- St. Elmo’s Fire, screenshot
We know that Americans have accumulated an astounding $1.2 trillion in student debt, and we know that $85 billion of that debt is past due.
We know that the average head of household under 40 spends more a month on student loan payments (around $404) than the average college-educated family spends on groceries every month.
The question is how this situation got so bad, and why the debt keeps piling up higher and higher.
The answer is pretty simple: While the cost of college education has skyrocketed, state governments are doing dramatically less to help residents foot the bill – and that goes back way before the topic garnered a bunch of attention during the Great Recession. It goes back to the 1980s.
A mismatch has emerged
“[Students are] put in a position where its an investment you have to make,” said Reid Setzer, a policy analyst at D.C. based group, Young Invincibles (YI). “But that hasn’t been matched by public support.”
On the cost side, tuition at private colleges surged an average of 44% from 1993 to 2013. At public institutions it jumped 79% during the same period.

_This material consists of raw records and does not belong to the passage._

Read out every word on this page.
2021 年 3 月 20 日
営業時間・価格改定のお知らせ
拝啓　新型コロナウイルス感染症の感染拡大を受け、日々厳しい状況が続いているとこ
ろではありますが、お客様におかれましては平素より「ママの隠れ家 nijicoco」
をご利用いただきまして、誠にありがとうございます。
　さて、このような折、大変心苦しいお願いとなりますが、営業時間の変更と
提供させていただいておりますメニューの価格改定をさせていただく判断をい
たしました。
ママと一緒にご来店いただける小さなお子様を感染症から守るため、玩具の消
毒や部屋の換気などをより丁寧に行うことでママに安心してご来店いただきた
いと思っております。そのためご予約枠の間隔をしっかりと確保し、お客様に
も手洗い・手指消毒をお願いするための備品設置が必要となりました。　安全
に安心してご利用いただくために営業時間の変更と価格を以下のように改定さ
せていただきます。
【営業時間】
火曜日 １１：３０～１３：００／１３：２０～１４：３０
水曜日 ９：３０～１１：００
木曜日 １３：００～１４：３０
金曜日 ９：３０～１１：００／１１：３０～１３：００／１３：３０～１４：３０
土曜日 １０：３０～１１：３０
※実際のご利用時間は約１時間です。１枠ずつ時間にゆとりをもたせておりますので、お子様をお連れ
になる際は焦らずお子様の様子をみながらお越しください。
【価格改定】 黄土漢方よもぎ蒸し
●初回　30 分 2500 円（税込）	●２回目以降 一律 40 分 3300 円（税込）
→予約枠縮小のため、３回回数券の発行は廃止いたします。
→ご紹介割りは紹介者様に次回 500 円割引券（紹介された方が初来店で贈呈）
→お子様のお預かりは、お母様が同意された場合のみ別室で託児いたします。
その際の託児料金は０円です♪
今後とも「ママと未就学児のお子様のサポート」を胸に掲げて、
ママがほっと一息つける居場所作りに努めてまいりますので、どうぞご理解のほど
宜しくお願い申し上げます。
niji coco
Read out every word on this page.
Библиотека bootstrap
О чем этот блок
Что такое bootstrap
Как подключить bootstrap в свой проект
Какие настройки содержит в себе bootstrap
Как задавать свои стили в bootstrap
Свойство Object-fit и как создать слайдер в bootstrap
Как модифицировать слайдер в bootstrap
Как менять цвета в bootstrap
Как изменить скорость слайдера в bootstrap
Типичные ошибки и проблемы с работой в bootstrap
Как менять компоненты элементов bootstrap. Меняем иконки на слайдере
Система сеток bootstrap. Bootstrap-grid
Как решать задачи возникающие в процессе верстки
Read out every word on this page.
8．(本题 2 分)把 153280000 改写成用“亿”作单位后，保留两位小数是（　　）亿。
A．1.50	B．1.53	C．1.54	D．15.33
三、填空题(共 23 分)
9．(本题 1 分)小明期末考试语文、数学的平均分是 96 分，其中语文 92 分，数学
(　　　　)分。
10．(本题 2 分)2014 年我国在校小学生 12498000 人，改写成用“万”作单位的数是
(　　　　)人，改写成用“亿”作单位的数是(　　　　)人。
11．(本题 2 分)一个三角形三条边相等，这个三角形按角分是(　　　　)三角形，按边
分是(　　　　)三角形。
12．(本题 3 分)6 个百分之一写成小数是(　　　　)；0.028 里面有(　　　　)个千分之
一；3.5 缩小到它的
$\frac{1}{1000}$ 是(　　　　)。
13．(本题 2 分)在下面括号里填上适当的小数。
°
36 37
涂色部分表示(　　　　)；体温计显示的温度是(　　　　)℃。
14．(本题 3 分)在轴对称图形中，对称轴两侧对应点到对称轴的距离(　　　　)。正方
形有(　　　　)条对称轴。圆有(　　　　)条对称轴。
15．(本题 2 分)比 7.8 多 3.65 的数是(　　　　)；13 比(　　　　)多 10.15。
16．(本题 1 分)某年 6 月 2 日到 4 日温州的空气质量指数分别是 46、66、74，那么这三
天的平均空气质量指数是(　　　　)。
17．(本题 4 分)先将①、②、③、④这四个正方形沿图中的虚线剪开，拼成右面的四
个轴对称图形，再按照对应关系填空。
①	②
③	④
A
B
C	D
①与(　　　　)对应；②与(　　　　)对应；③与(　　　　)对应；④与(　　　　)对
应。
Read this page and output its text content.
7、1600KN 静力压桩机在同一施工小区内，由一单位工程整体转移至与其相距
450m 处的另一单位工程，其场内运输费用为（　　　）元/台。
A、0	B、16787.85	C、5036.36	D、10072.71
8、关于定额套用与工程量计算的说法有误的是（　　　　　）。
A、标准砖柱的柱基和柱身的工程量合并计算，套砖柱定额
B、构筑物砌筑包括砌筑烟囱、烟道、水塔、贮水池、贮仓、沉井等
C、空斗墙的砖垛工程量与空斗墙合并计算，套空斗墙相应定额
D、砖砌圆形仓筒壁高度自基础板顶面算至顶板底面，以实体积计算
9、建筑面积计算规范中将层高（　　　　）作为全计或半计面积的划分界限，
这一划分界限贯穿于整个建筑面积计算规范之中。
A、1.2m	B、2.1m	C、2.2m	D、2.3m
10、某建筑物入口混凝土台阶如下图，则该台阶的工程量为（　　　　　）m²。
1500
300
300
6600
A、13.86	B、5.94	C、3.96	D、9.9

You’ll note that part of that period includes the Great Recession – a time when states slashed budgets to make up for collapsing tax revenue. Like everything else, higher education was hit hard by these cuts.
From 2000 to 2010, public higher education funding (that’s on the state and local level) fell 21% per student, according to the New York Federal Reserve. At the same time, costs rose an average of 33.1% at public institutions.
Meanwhile, federal aid programs like the Pell Grant Program have not kept their awards up with inflation. An award that once covered 75% of in-state tuition now covers less than 30%.
In short: “People don’t want to raise taxes to fund education,” said Setzer.
Over the last few years, states have seen their coffers fill up again as the US economy has recovered. But state funding for education has not kept pace with that at all. In fact, state funding for higher-ed remains an average of 23% lower than it was before the recession, state by state.
- NY Fed
It is clear we still have a huge problem here, recession or not.
See, the recession was just a catalyst – it was the event that created a storm of millions of unemployed who were suddenly unable to pay their loans, and millions of students who had indebted themselves to go to college and then graduated into an employment wasteland.
But this whole mess is bigger than that.
What we’re witnessing, according to some in the world of high-education, is an ideological shift – one that is putting our entire educational system at risk.
In June, F. King Alexander, the President of the Louisiana State University testified before the US Senate about what he said was the “greatest challenge facing public higher education today…the continual decline of state appropriations.”
It wasn’t always this way
See this under-funding didn’t start in 2000, or even in the 1990s.
“….state reductions experienced in the early 1980s were just the beginning of a three-and-a-half decade decline in state support for public higher education,” King told the Senators.
“The result has been that state funding for higher education sits currently around 48% to 50% below where it was in 1981 in state tax effort, which measures state spending as a percentage of higher education support by state per capita income.”
Basically, consciously or unconsciously, the states decided that it was up to the federal government to fund higher-education. They abdicated their responsibility. The recession just meant they could cut more all at once than they had in the past.
Studies blame this declining support for as much as 80% of net tuition increases from 2001-2011, according to King’s testimony.
“If we don’t look to new federal policies to address this ongoing state funding dilemma, we will continue to witness an international (OECD) decline in the percentage of our 25-34 year old population with college degrees, which has fallen to a ranking of 12th,” said King.
“This declining international ranking is even more problematic when you consider that our 55-64 year old population ranks in first in the same OECD category.”
Looks like one generation is really getting the short end here.